Here's another glimpse of the obvious, lawsuits are expensive. Because it's not optional being a defendant, defending lawsuits is a cost of doing business. A plaintiff's case, because it is optional, isn't good business unless the cost of maintaining the action is justified by reasonably expected results. At the highest level this requires three inputs: 1) What is the likely result, 2) What are the likely legal costs to achieve that result, and 3) What will the organization gain from the litigation. Neither client nor lawyer can assess these factors alone. Lesson three: Doing an accurate cost / benefit analysis of litigation requires the lawyer and client to work together.
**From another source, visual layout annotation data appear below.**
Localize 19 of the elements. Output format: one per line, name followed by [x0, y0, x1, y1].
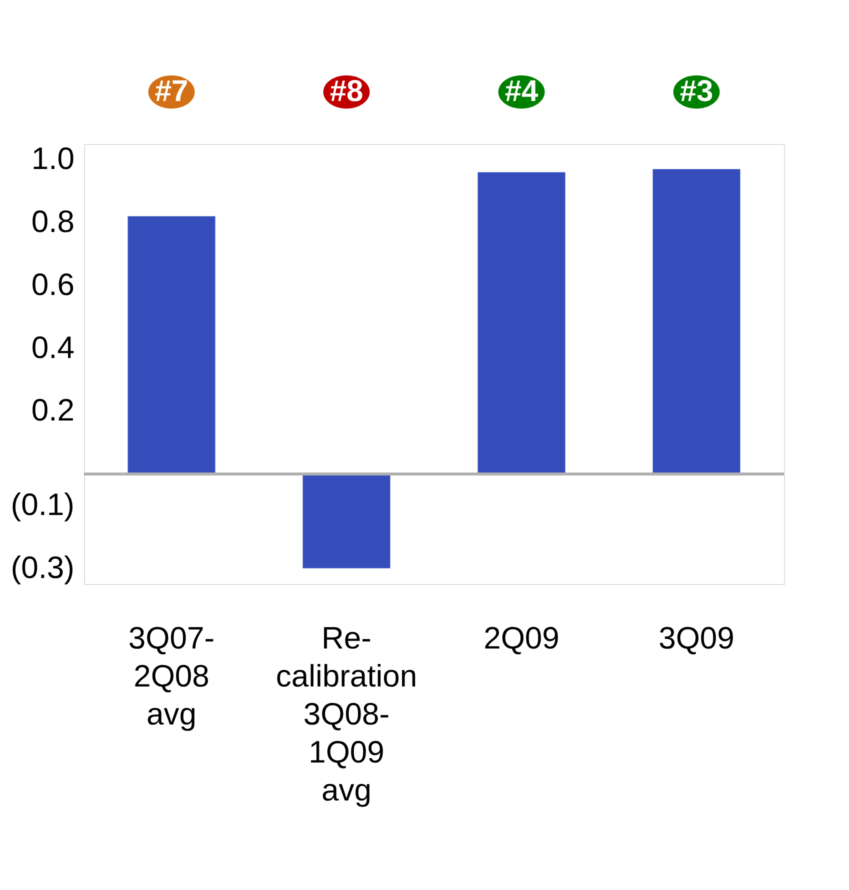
text: #3: [680, 75, 714, 108]
x-tick-label: 2Q09: [484, 620, 560, 656]
y-tick-label: 0.8: [31, 204, 74, 240]
y-tick-label: 0.2: [31, 392, 74, 428]
y-tick-label: 0.4: [31, 330, 74, 365]
y-tick-label: 0.6: [31, 266, 74, 302]
bar: [652, 169, 740, 474]
bar: [128, 216, 216, 474]
x-tick-label: 3Q09: [658, 620, 734, 656]
x-tick-label: Re-calibration 3Q08-1Q09 avg: [276, 620, 418, 808]
text: #4: [504, 75, 538, 108]
bar: [478, 172, 566, 474]
y-tick-label: (0.3): [10, 550, 74, 585]
bar: [302, 474, 390, 568]
y-tick-label: (0.1): [10, 486, 74, 522]
text: #7: [154, 75, 188, 108]
text: #8: [330, 75, 364, 108]
x-tick-label: 3Q07-2Q08 avg: [128, 620, 215, 732]
y-tick-label: 1.0: [31, 141, 74, 176]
4. Being a Plaintiff is Hard Work.
Being a plaintiff takes more work especially in the early stages. The penalty for not working on litigation is that you lose. As a defendant that might be inevitable (or not). As a plaintiff if you are not going to work on the case, why file it? Furthermore, the plaintiff’s advantage is it can (usually) take its time and file when its ready. The preparation time is a plaintiff’s advantage; it’s a bad idea to waste it. Defendants are more often taken by surprise when litigation hits. Preparation doesn’t just cost money; in fact, it’s usually not a big ticket item. Preparation takes client time. Lesson four: The hidden cost of litigation especially for a plaintiff is people time.
5. Get ahead and stay ahead.
If you have planned a plaintiff’s case and done the preparation you need, you start a case ahead of the defendant. You can’t let that lead evaporate. The temptation is to rest on your hard work. The reality is business litigation is hard work from start to finish. A good case won’t stay good if you don’t continue to invest in it. Lesson five: Like any business project, litigation requires follow-through.
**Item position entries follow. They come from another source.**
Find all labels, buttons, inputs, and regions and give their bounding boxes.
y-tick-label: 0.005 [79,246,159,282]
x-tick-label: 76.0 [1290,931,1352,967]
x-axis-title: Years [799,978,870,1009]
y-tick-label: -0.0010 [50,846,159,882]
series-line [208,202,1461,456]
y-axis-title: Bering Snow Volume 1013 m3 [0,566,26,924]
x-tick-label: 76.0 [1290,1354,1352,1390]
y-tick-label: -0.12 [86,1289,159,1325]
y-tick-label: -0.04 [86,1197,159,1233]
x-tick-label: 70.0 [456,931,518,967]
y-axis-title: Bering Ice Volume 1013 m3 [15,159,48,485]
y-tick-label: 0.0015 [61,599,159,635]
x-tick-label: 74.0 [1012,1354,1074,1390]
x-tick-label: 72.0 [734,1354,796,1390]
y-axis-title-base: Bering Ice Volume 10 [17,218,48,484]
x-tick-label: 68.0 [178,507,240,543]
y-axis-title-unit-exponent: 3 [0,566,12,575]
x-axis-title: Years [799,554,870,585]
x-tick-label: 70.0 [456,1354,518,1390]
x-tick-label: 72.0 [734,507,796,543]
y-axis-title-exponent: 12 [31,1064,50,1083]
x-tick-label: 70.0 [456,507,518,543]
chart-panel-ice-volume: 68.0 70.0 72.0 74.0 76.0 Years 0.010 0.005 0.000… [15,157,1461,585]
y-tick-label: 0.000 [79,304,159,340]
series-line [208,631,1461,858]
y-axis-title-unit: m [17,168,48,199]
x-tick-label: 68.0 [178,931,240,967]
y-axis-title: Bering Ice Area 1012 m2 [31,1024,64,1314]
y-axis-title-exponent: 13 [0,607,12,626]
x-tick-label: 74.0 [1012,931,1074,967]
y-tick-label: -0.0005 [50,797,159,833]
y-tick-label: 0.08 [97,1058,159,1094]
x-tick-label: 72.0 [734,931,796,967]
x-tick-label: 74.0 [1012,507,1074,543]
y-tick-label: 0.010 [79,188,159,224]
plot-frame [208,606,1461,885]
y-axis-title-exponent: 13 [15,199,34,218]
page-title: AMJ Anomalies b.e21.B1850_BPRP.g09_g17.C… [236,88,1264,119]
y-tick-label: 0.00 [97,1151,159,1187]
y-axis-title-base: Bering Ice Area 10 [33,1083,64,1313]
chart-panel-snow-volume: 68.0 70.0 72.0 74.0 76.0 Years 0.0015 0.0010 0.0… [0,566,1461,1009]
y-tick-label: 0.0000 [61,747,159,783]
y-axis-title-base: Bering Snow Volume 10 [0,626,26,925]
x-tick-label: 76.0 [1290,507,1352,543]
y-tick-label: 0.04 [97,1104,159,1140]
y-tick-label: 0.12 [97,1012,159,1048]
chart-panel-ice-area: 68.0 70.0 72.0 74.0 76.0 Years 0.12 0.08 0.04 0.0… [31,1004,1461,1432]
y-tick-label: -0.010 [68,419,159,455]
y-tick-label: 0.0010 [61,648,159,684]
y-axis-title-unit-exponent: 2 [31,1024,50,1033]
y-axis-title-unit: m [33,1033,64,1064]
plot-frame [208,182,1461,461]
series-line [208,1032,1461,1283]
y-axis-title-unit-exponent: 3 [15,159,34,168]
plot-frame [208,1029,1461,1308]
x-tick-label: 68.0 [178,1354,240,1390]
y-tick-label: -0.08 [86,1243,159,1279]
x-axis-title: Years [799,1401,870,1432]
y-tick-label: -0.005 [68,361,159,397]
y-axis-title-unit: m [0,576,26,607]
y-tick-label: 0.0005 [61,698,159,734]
6. Try ‘em for Show, Settle ‘em for Dough.
At a seminar I attended years ago, I overhead a young plaintiff’s personal injury lawyer bragging that he liked to try cases. The older lawyer he was trying to impress looked at him and told him that you try cases for show and settle cases for dough. Said another way, a plaintiff’s case is a business transaction from start to finish. When the defendant offers enough money to make the risk and cost of going forward a bad deal, it’s time to settle. Lesson six: Winning a plaintiff’s case is not about hitting the jackpot or changing the world. It’s about completing a business deal at a profit.
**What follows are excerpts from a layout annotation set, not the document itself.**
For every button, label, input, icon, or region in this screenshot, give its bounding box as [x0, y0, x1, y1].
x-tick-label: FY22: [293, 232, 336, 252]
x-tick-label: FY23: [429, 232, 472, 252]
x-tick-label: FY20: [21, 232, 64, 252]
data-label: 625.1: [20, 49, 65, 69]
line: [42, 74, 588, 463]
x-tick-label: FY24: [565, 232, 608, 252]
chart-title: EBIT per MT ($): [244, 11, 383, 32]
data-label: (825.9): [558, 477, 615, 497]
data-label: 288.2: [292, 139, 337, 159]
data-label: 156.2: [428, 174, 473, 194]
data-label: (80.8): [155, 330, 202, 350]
7. Intangibles Can Matter.
After all this talk about cold hard cash, intangibles deserve their due. Sometimes litigation is justified, at least in part, by factors that are not directly calculable in dollars and cents. If you routinely accept short shipments, off quality shipments, and/or other forms of abuse from your contractual partners, sooner or later the business world will discover that they can treat you poorly. You wouldn’t hand out settlements to every employee that claimed they were improperly terminated; otherwise, every one of your terminating employees would claim some form of illegal action. Non-competes, customer lists, trade secrets, patents - there are any number of rights which may be worth defending even if the cash flow from litigation is not positive. Sometimes the rights are valuable enough to your business that the defense of the intangibles alone will justify the litigation; usually not. Often, however, intangible values are what tipped the scale in favor of litigating one claim and not another. Lesson seven: Litigation that fits in your overall business plan is more valuable than litigation simply for profit.
8. Lessons Learned.
If defending a case is a cost of doing business, prosecuting a case is a way of doing business. Being a defendant is often a result of poor business strategies. Being a plaintiff, is a business strategy in itself. Few businesses have litigation as a core activity, but that does not differentiate litigation from any other non-core activity that you outsource to a vendor (advertising, market research, insurance, pension management, etc.). Like these other important non-core activities, you must partner with a vendor that understands your business and works with you to achieve your common goals.